To manage constipation in children, several strategies can be employed, including:

  • Dietary changes: Increasing the intake of dietary fiber and whole grains can help relieve constipation in children, as suggested by 5.
  • Laxative therapy: Osmotic laxatives, such as polyethylene glycol 3350 (PEG 3350) and lactulose, are effective and safe for both long and short term treatment of pediatric functional constipation, according to 6.
  • Stimulant laxatives: Senna is a stimulant laxative that can be used to treat constipation in children, particularly those with anorectal malformations, as shown in 7.
  • Behavioral modifications: Educating families about the nature of functional constipation and encouraging behavioral changes, such as proper toilet training and bowel habits, can help manage constipation in children, as recommended by 8.
  • Stool softeners: Using stool softeners can help make it easier for children to pass stools and relieve constipation.

Treatment Options

The choice of treatment for constipation in children depends on the underlying cause and severity of the condition. Some treatment options include:

  • Polyethylene glycol 3350 (PEG 3350): An osmotic laxative that can be used to treat functional constipation in children, as suggested by 6.
  • Senna: A stimulant laxative that can be used to treat constipation in children with anorectal malformations, as shown in 7.
  • Lactulose: An osmotic laxative that can be used to treat functional constipation in children, as recommended by 6.
  • Probiotics: May be used as an adjunct therapy to help manage constipation in children, as mentioned in 6.

Prevention

Preventing constipation in children can be achieved by:

  • Encouraging a balanced diet that includes plenty of fiber and whole grains, as suggested by 5.
  • Ensuring adequate fluid intake, as recommended by 8.
  • Establishing good bowel habits, such as regular toilet training and bowel movements, as recommended by 8.
  • Avoiding excessive dietary dairy or carbohydrates, as mentioned in 8.

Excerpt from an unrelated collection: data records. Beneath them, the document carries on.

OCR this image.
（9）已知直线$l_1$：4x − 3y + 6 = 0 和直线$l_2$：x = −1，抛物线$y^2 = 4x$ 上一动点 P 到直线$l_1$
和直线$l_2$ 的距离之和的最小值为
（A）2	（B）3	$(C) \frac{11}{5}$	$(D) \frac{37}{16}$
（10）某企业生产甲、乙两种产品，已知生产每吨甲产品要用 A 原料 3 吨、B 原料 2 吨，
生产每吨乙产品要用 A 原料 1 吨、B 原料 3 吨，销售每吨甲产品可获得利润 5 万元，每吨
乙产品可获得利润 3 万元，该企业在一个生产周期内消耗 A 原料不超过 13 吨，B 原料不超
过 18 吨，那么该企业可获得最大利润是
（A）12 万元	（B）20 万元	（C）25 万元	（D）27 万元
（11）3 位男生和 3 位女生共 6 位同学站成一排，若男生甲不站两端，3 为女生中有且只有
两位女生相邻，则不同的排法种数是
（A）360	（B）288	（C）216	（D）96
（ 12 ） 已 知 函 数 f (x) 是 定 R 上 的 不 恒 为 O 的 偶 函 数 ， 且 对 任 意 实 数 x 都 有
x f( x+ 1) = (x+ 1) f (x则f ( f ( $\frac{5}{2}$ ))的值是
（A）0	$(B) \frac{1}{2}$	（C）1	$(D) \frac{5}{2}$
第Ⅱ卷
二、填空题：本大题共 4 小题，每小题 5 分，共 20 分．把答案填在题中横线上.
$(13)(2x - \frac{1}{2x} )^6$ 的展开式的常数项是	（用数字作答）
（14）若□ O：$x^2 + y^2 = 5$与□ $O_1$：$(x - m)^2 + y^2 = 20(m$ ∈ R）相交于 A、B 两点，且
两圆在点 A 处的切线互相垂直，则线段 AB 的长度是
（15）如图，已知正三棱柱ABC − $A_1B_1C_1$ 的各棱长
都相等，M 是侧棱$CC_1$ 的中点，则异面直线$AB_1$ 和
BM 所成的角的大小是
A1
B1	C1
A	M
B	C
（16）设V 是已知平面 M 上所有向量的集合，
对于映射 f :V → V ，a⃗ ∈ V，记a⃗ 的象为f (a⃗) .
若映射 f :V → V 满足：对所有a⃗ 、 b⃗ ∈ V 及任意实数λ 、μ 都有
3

Professional Medical Disclaimer

This information is intended for healthcare professionals. Any medical decision-making should rely on clinical judgment and independently verified information. The content provided herein does not replace professional discretion and should be considered supplementary to established clinical guidelines. Healthcare providers should verify all information against primary literature and current practice standards before application in patient care. Dr.Oracle assumes no liability for clinical decisions based on this content.